One of the chemicals Liquid Light can make is isopropanol, commonly known as rubbing alcohol and an important industrial chemical. Another is butanol, which could be commercially important as a fuel. Liquid Light's technology offers the potential to make these chemicals at lower cost than today's methods, which involve starting with fossil fuels such as petroleum and natural gas.

Liquid Light light

This photoelectrochemical cell contains a solution of carbon dioxide and pyridinium as a catalyst dissolved in water. A low-power blue light-emitting diode (LED) provides light, which activates the semiconductor, causing the conversion of the CO2 and water to methanol and oxygen with the help of the pyridine catalyst. This cell is highly efficient, with greater than 95 percent of the electrons generated by the illumination going into the formation of methanol. (Image courtesy of Andrew Bocarsly)

Back in the Princeton lab

While Liquid Light is developing the technology commercially, back in the chemistry department at Princeton, Bocarsly and his team are tackling a question that has puzzled the chemist since the 1990s: Why does pyridinium work so well as a catalyst for the reaction? Based on its structure, the ring-shaped molecule is an unlikely catalyst for this reaction because it shuttles just one electron at a time. But to convert CO2 to methanol requires six electrons, and to make higher-carbon molecules takes even more electrons.

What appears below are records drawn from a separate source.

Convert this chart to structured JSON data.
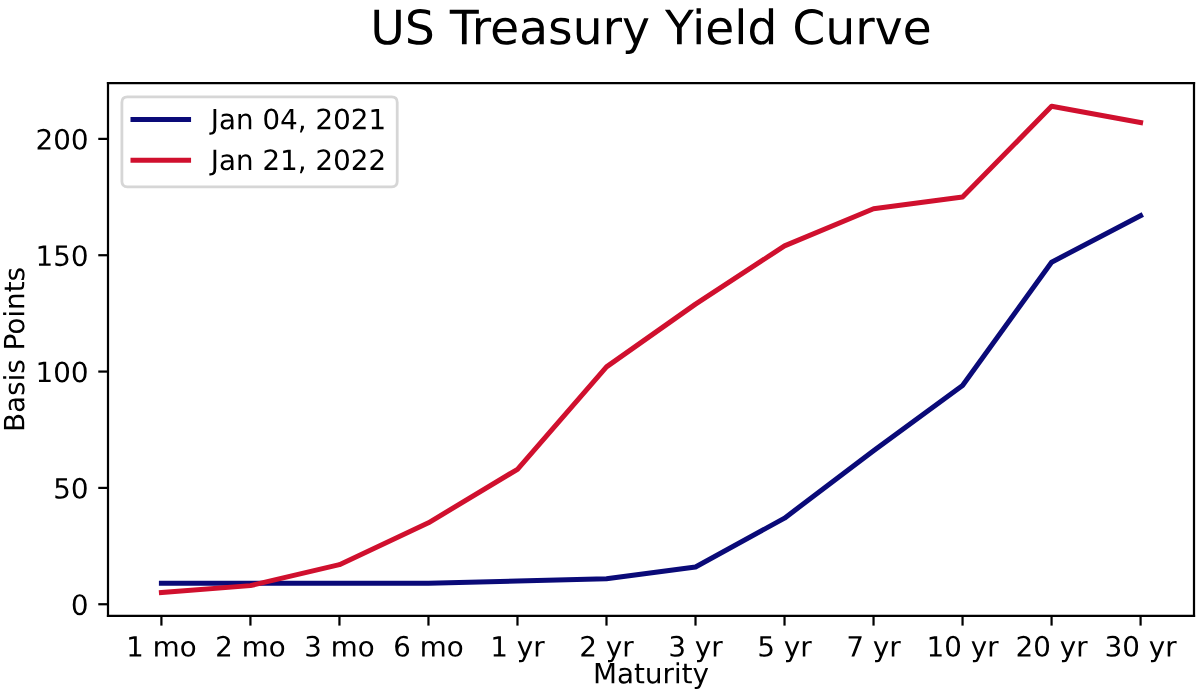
{
  "chart_data": {
    "type": "line",
    "title": "US Treasury Yield Curve",
    "xlabel": "Maturity",
    "ylabel": "Basis Points",
    "categories": [
      "1 mo",
      "2 mo",
      "3 mo",
      "6 mo",
      "1 yr",
      "2 yr",
      "3 yr",
      "5 yr",
      "7 yr",
      "10 yr",
      "20 yr",
      "30 yr"
    ],
    "series": [
      {
        "name": "Jan 04, 2021",
        "color": "#0a0a78",
        "values": [
          9,
          9,
          9,
          9,
          10,
          11,
          16,
          37,
          66,
          94,
          147,
          167
        ]
      },
      {
        "name": "Jan 21, 2022",
        "color": "#d0102e",
        "values": [
          5,
          8,
          17,
          35,
          58,
          102,
          129,
          154,
          170,
          175,
          214,
          207
        ]
      }
    ],
    "ylim": [
      -5,
      224
    ],
    "yticks": [
      0,
      50,
      100,
      150,
      200
    ],
    "grid": false,
    "legend": "top left",
    "marker": "none",
    "line_style": "solid"
  }
}
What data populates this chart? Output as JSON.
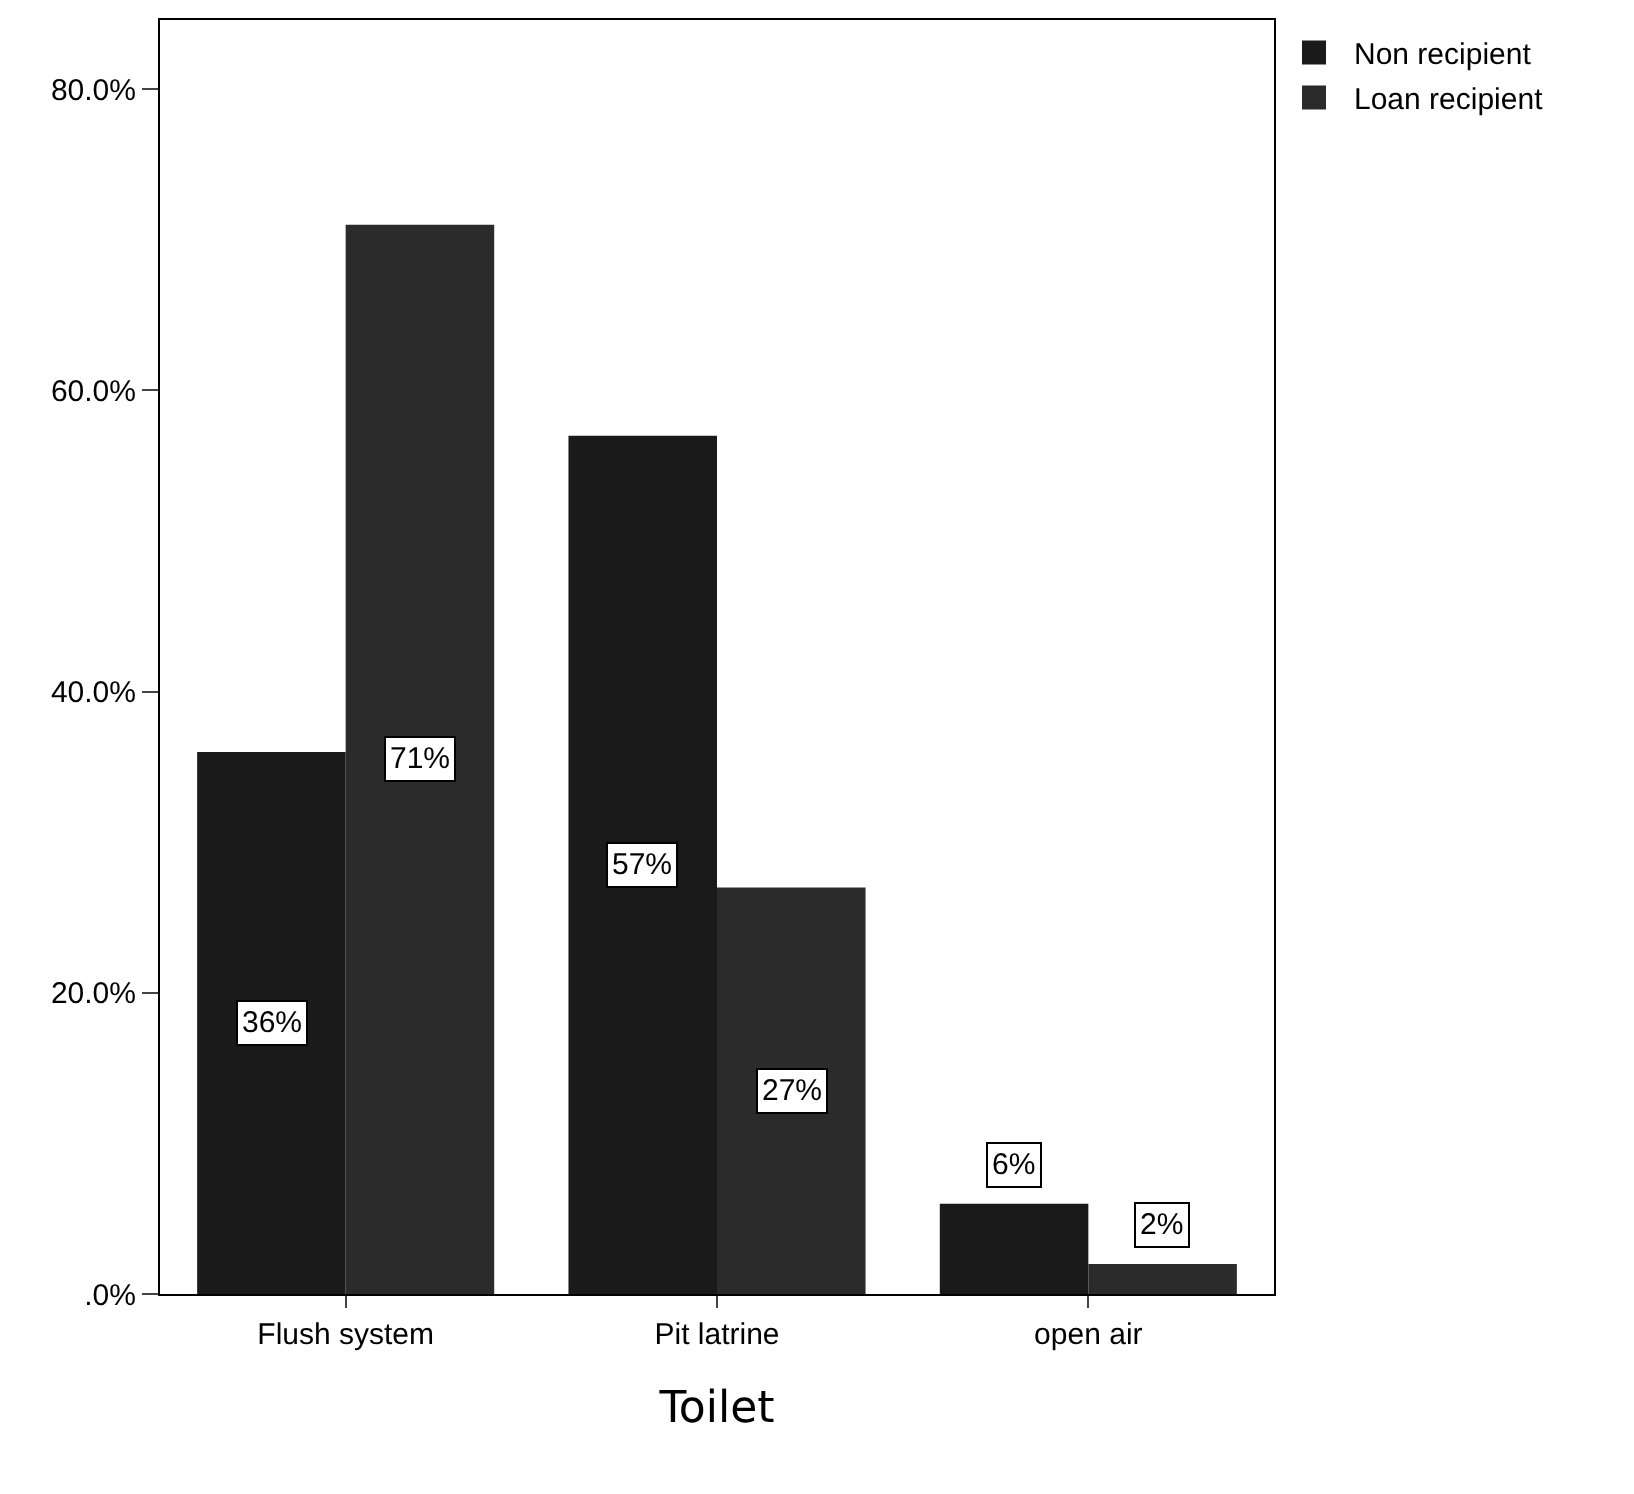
{
  "chart_data": {
    "type": "bar",
    "xlabel": "Toilet",
    "categories": [
      "Flush system",
      "Pit latrine",
      "open air"
    ],
    "series": [
      {
        "name": "Non recipient",
        "color": "#1a1a1a",
        "values": [
          36,
          57,
          6
        ],
        "value_labels": [
          "36%",
          "57%",
          "6%"
        ]
      },
      {
        "name": "Loan recipient",
        "color": "#2b2b2b",
        "values": [
          71,
          27,
          2
        ],
        "value_labels": [
          "71%",
          "27%",
          "2%"
        ]
      }
    ],
    "ylim": [
      0,
      84.6
    ],
    "yticks": [
      {
        "value": 0,
        "label": ".0%"
      },
      {
        "value": 20,
        "label": "20.0%"
      },
      {
        "value": 40,
        "label": "40.0%"
      },
      {
        "value": 60,
        "label": "60.0%"
      },
      {
        "value": 80,
        "label": "80.0%"
      }
    ],
    "grid": false,
    "legend": "top right"
  }
}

Bocarsly and his team — in collaboration with Steven Bernasek, professor of chemistry — are doing studies to understand the steps in the chemical reaction, and they are making rapid progress. "There are clearly some intermediate products formed during the reaction that do not sit around for a long time and are not there in very high concentrations," said Bocarsly.
 
The Princeton team also is studying the factors that determine which products can be made from CO2. The researchers have found that very subtle changes in the electrode surface can lead to production of different chemicals. For example, CO2 plus a pyridinium catalyst and a platinum electrode make methanol. However, the same catalyst and a different electrode give a different product. The team published its findings on how the reaction is affected by catalyst concentration, temperature and pressure in the journal ChemSusChem last year.
 
Meanwhile, scientists at Liquid Light are overcoming the practical hurdles inherent in converting laboratory findings to commercial technologies. One finding is that using sunlight to drive the reaction is not as efficient as using standard electricity from a wall outlet, so the researchers are exploring ways to harness electrical power generated from green technologies such as wind or hydroelectric power.

Citing government statistics that the United States generates about 5.5 billion metric tons of CO2 per year, Teamey said it will not be hard to obtain the starting materials for this new industry. However, the CO2 needs to be relatively pure, a requirement that rules out gasoline tailpipes and coal-fired power plants. Instead, said Teamey, the CO2 could come from manufacturing facilities, such as fertilizer manufacturers and cement plants, which according to Teamey emit some 100 million tons of high-purity CO2 each year.

Cole said her transition from Princeton Ph.D. graduate to startup employee has been a smooth one. "Startups can be very exciting because you are taking work from the academic setting and trying to make it work economically in the marketplace," she said. "It is rewarding because you can see your project from graduate school become an actual technology that impacts people."